With an asymmetric score we can say that the difference between A and B
is 98.5% , while difference between B and A
is 65.2%.
It is very useful, if document A
contains almost full document B
inside, while B
is only a part of bigger A
.
The "Smlar" extension for PostgreSQL we have installed above is used to perform these calculations, and it is based on calculating cosine difference between arrays, while arrays representing each document are n-grams that are also stored in database and created with functions that we added.
It is worth mentioning that storing n-grams of each text takes additional space in DB, since it creates significant redundancy of the data we store. The alternative is to perform calculations with each text on the Python side that will take more time especially with long texts.

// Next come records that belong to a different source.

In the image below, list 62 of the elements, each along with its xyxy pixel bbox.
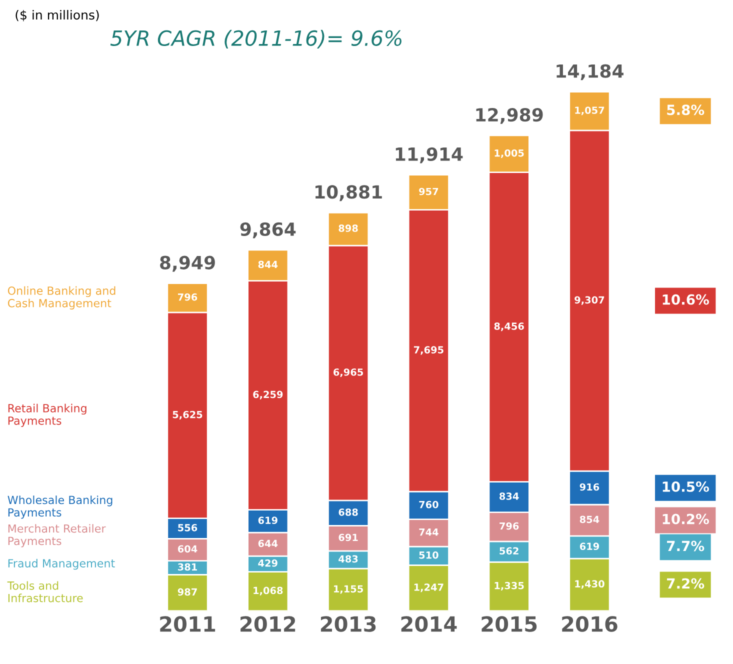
data-label: 957 <box>419 188 438 196</box>
data-label: 796 <box>500 522 519 530</box>
total-label: 10,881 <box>315 185 382 202</box>
text: 7.2% <box>667 578 704 589</box>
data-label: 429 <box>258 559 278 567</box>
data-label: 688 <box>338 508 358 516</box>
data-label: 6,259 <box>253 390 283 400</box>
data-label: 691 <box>338 534 358 542</box>
data-label: 1,057 <box>575 106 604 116</box>
data-label: 1,068 <box>254 586 283 596</box>
data-label: 1,335 <box>494 582 524 591</box>
x-tick-label: 2014 <box>401 616 457 632</box>
data-label: 744 <box>419 528 438 536</box>
total-label: 9,864 <box>240 222 296 238</box>
x-tick-label: 2013 <box>320 616 376 632</box>
text: 10.6% <box>662 294 710 305</box>
data-label: 844 <box>258 260 278 268</box>
data-label: 510 <box>419 551 438 559</box>
total-label: 8,949 <box>160 256 215 272</box>
text: Wholesale Banking Payments <box>8 496 112 519</box>
text: 7.7% <box>667 540 704 552</box>
data-label: 916 <box>580 483 600 491</box>
text: 5.8% <box>667 104 704 116</box>
total-label: 14,184 <box>556 64 624 80</box>
data-label: 8,456 <box>494 322 524 332</box>
text: Online Banking and Cash Management <box>8 286 116 310</box>
data-label: 619 <box>258 516 278 524</box>
data-label: 604 <box>178 545 198 553</box>
data-label: 5,625 <box>172 410 202 420</box>
text: Fraud Management <box>8 558 115 570</box>
x-tick-label: 2011 <box>160 616 216 632</box>
x-tick-label: 2015 <box>482 616 537 632</box>
x-tick-label: 2012 <box>240 616 296 632</box>
data-label: 9,307 <box>574 296 604 305</box>
text: 10.2% <box>662 514 710 524</box>
data-label: 1,155 <box>334 585 363 594</box>
text: Merchant Retailer Payments <box>8 524 106 548</box>
data-label: 556 <box>178 524 198 532</box>
data-label: 1,005 <box>494 149 524 158</box>
chart-subtitle: ($ in millions) <box>16 10 99 22</box>
data-label: 834 <box>500 492 519 500</box>
data-label: 644 <box>258 540 278 548</box>
total-label: 12,989 <box>476 108 543 124</box>
data-label: 619 <box>580 542 599 550</box>
text: Tools and Infrastructure <box>7 581 83 602</box>
data-label: 1,247 <box>414 584 444 592</box>
data-label: 6,965 <box>334 368 363 378</box>
data-label: 796 <box>178 293 198 301</box>
data-label: 562 <box>500 547 518 555</box>
text: Retail Banking Payments <box>8 404 86 428</box>
data-label: 898 <box>338 224 358 232</box>
chart-title: 5YR CAGR (2011-16)= 9.6% <box>110 30 402 48</box>
total-label: 11,914 <box>396 147 463 164</box>
data-label: 854 <box>580 516 600 524</box>
x-tick-label: 2016 <box>562 616 618 632</box>
data-label: 483 <box>338 555 358 563</box>
data-label: 987 <box>178 588 197 596</box>
data-label: 1,430 <box>575 580 604 589</box>
data-label: 381 <box>178 563 197 571</box>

Thus storing n-grams in DB is a compromise between space and speed, and we choose speed.
Once we want to integrate this complex approach into any project here is the RoadMap:
-
Update env with new dependencies
-
Perform DB modifications:
-
alter existing tables to store additional fields for simhash values and ngrams
-
add required DB extensions and functions
-
-
Fill these new fields for existing entities with calculated simhash values, n-grams etc.
-
Add indexes for newly created and updated fields. IMPORTANT! Indexes should be created only after all new columns were already filled. Otherwise, creating index on the empty table before bulk data was already added will lead to the fact that with every insert index must be updated and populating table with thousands of new values will take much longer time.
-
Add calculating of simhashes, n-grams and other required fields into the workflow where new data is created and added to the database. Single insert with rebuilding index doesn’t take much more time against bulk insertion
-
Integrate search query described here into search request processing.
As an alternative for point 5 (calculating simhashes and other fields) in order to not conflict with the code of the existing project, we can add another procedure (task) to the existing pipeline of creating/saving/processing new data in our storage, which will update required fields for newly created DB instances as a separate process.